Out of curiosity I just (verbally) asked my Apple Watch the travel time to San Francisco. Within a second it gave me the correct answer. While that's nice, and might wow some people at a party or bar, it's not particularly impressive from an AI perspective. As I said, Siri handles simple commands like that just fine - as others do as well.
"I hate to think this is true, but might be... that if Siri was doing all this and Google was behind, that some people here would be singing its praises and saying "baby steps, at least Apple is this far ahead," but because it's competitors that are ahead people are prone to downplaying the advances made thus far."
I've never found it necessary/useful to thump my chest saying one product is doing better in a particular area than another. I'm guessing that's more the domain of people still in high school, needing to validate their favorite technology, and, being competitive.
To your second paragraph, that's great that you don't feel it necessary to thump your chest about one product over another, I feel the same way.
To your first paragraph, I am afraid I didn't explain my point well. You put my statement in bold when you were quoting me, but the thing is I never queried Google how long it would take to get to my parents home. So the example you gave of asking your Watch isn't the same thing. That is definitely NOT the point I was making with Google Now giving me information about my travel time to my parents. My point was that I never had to ask Google Now, it recognized on its own that on Fridays I typically go from work to my place of worship, and then to my parents home and started giving me travel information on Fridays to my mosque and then travel information to my parents' home.
This is akin to an assistant learning your schedule and letting you know "Hey I know you have this meeting up north after work, this is how long it will take to get there." It presented information by learning my habits.
The assistant similarly will present information to me based on my purchasing (package shipped, arrived? movie theater tickets I bought, when I should leave my home to make the movie on time). I know Siri has started doing some of this too, I think. But Google Now is particularly impressive with this sort of stuff and it's I think a step towards artificial intelligence.
[doublepost=1495901832][/doublepost]
I don't have knowledge of Motorola's industry with coprocessors, But nor are they really relevant in the smart phone market anymore either. I think my point is Apple is tuning their devices more specific to various products. Hence S1/S2 Chip, W1 Chip, M9/M10, A Series, to each device to Create a sense of exclusivity if you will that simulates different functions. Apple may not be the first to implement the coprocessor, but they can better the process and user experience. Also, Apple's coprocessors are not taxing on the battery as well, which helps with managing the efficiency from the processor itself.

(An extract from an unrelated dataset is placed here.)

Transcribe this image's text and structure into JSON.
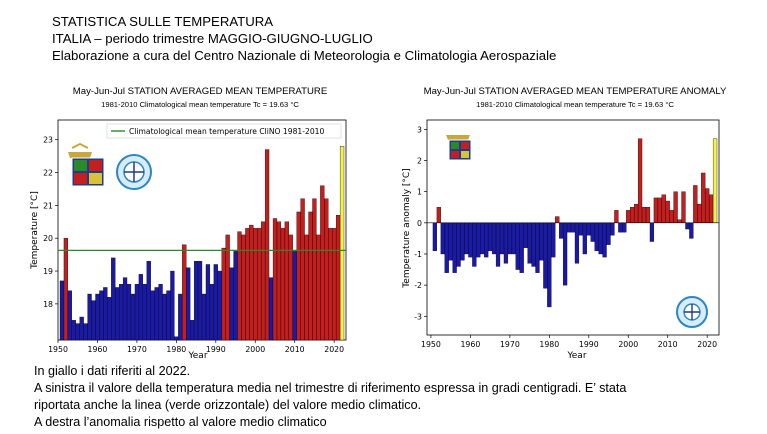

I don't mean disrespect but I feel you ignored my post's main point.
It's fine if you don't have knowledge of Motorola's coprocessors, but they did exactly what you're getting at, they provided functionality without degrading battery life. (And I'd argue them using it first would make their efforts pretty relevant to the smart phone market, at the time). That's the whole point of creating coprocessors, so you do not "wake" the main CPU as much which is more power hungry.
M chips
These are true coprocessors. They handle sensory information without taxing the CPU.
W1 chip
W1 is an apple-specific implementation of [now] current BT specs, and they added the ability to pair to specific devices better/easier/faster (which gets at your point about creating a better process and user experience).
S2 chip
The S2 chip is again something that every chip manufacture does because it helps to make production more standardized, cheaper, and allows devices to be lower power. It just put the CPU, GPS and other relevant chips (GPU, RAM) into one package. This is not a coprocessor by itself.
A series
Also the A series is not a coprocessor, it is the system on a chip which houses the main CPU. The design of the A-series is nothing short of brilliant, but the coprocessors are just the M and W chips.
The M series is something other companies had already started doing, so Apple was catching up, and was better at branding it. The W1 chip was Apple taking an early jump at Bluetooth 5 but adding Apple magic to make it work quickly with their other hardware (Earpods, and probably Beats stuff).